One of the most annoying (but interesting) things about following the election in Canada is watching as the entire Republican rulebook is dumped on unsuspecting Canadians' heads, and all the preconceptions about American tactics that Canadians would be "too smart for" or "too moderate for" or "too self-effacing for" are tossed out the window. Almost every play that Harper has made has come directly from the Republican playbook, and an old one at that; but because the Liberals seem to not have the faintest clue how to deal with it, they're brought up for a loss.
Case in point: the crime announcement, where Harper made the promise that he'd lock up 14-year-olds for life for violent crimes. The response of the Liberals? "Criminologists all think that this terrible policy: it's nonsense that won't help crime at all."
It's not ABOUT what's good policy! Yes, of course it is terrible policy. Harper hasn't put forward a single sensible policy proposal since 2006, is this a surprise in some way? It's not about good policy. It's about playing upon the fears of the electorate and their own belief in the superiority of themselves and those they identify with.
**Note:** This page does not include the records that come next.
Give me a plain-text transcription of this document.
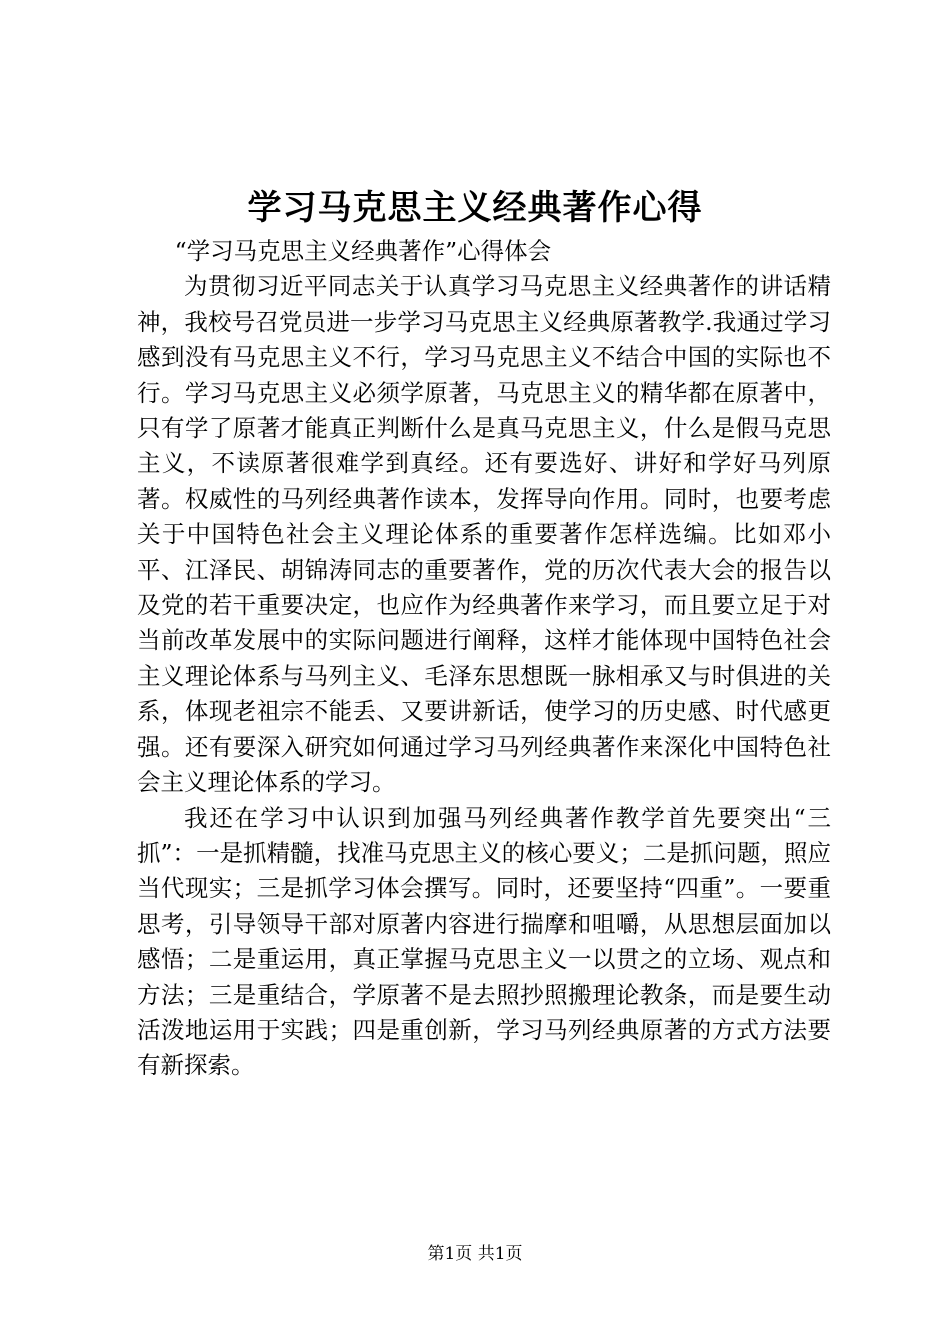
学习马克思主义经典著作心得

“学习马克思主义经典著作”心得体会

为贯彻习近平同志关于认真学习马克思主义经典著作的讲话精神，我校号召党员进一步学习马克思主义经典原著教学.我通过学习感到没有马克思主义不行，学习马克思主义不结合中国的实际也不行。学习马克思主义必须学原著，马克思主义的精华都在原著中，只有学了原著才能真正判断什么是真马克思主义，什么是假马克思主义，不读原著很难学到真经。还有要选好、讲好和学好马列原著。权威性的马列经典著作读本，发挥导向作用。同时，也要考虑关于中国特色社会主义理论体系的重要著作怎样选编。比如邓小平、江泽民、胡锦涛同志的重要著作，党的历次代表大会的报告以及党的若干重要决定，也应作为经典著作来学习，而且要立足于对当前改革发展中的实际问题进行阐释，这样才能体现中国特色社会主义理论体系与马列主义、毛泽东思想既一脉相承又与时俱进的关系，体现老祖宗不能丢、又要讲新话，使学习的历史感、时代感更强。还有要深入研究如何通过学习马列经典著作来深化中国特色社会主义理论体系的学习。

我还在学习中认识到加强马列经典著作教学首先要突出“三抓”：一是抓精髓，找准马克思主义的核心要义；二是抓问题，照应当代现实；三是抓学习体会撰写。同时，还要坚持“四重”。一要重思考，引导领导干部对原著内容进行揣摩和咀嚼，从思想层面加以感悟；二是重运用，真正掌握马克思主义一以贯之的立场、观点和方法；三是重结合，学原著不是去照抄照搬理论教条，而是要生动活泼地运用于实践；四是重创新，学习马列经典原著的方式方法要有新探索。

第1页 共1页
It's the pandering to the "heartland" that has been part-and-parcel of Republican campaigning for decades, saying "I'll call you moral and hardworking and unpretentious and strong, if you agree that I am as well". It's about saying "because you're all these things, you're better than all those others, they're dangerous and stupid and I'll fight them for you and with you".
That's the game.
A better response would have been "do you really want kids going to adult jail, and learning to be criminals from adult convicts?" Or play on empathy, saying "we believe that people can earn a second chance". Or, heck, play up the cost: "it'll cost billions of dollars to house all these people." There's lots of ways to respond, but appeals to authority aren't one of them.
But the best response might be to reinforce shared identity between "the elites" and "the people". The weakness of Harper's cynical politics of division is that people often hunger for a shared identity and shared belief. Obama's rise has proven that. Even if "we aren't red staters or blue staters, we're Americans" has kind of declined as time has moved on, the basic appeal of the message is sound.
And Canadians hunger for national distinctiveness, too: if the Liberals correctly identified Harper's tactics as right-wing Republican ones, they could ask Canadians "we think we're better than that, don't you"? And people would quite possibly say "yes", because they want to be better. A cheeky series of war-room compare-and-contrasts that places Harper announcements side-by-side with Republican announcements, for example, would get that into the minds of journos, and after that into the minds of the voters. The Liberals should be hammering away day after day after day at the Harper=Republican bit, that brand is POISON in Canada even more than it is in America, but haven't seen a thing.
(The door was already opened by the Puffin bit, but the Liberals never really stepped through it.)
As it is, though, the Liberals (and the NDP, and the Greens, and maybe even the Bloc) aren't really understanding what they're fighting. And that's their problem.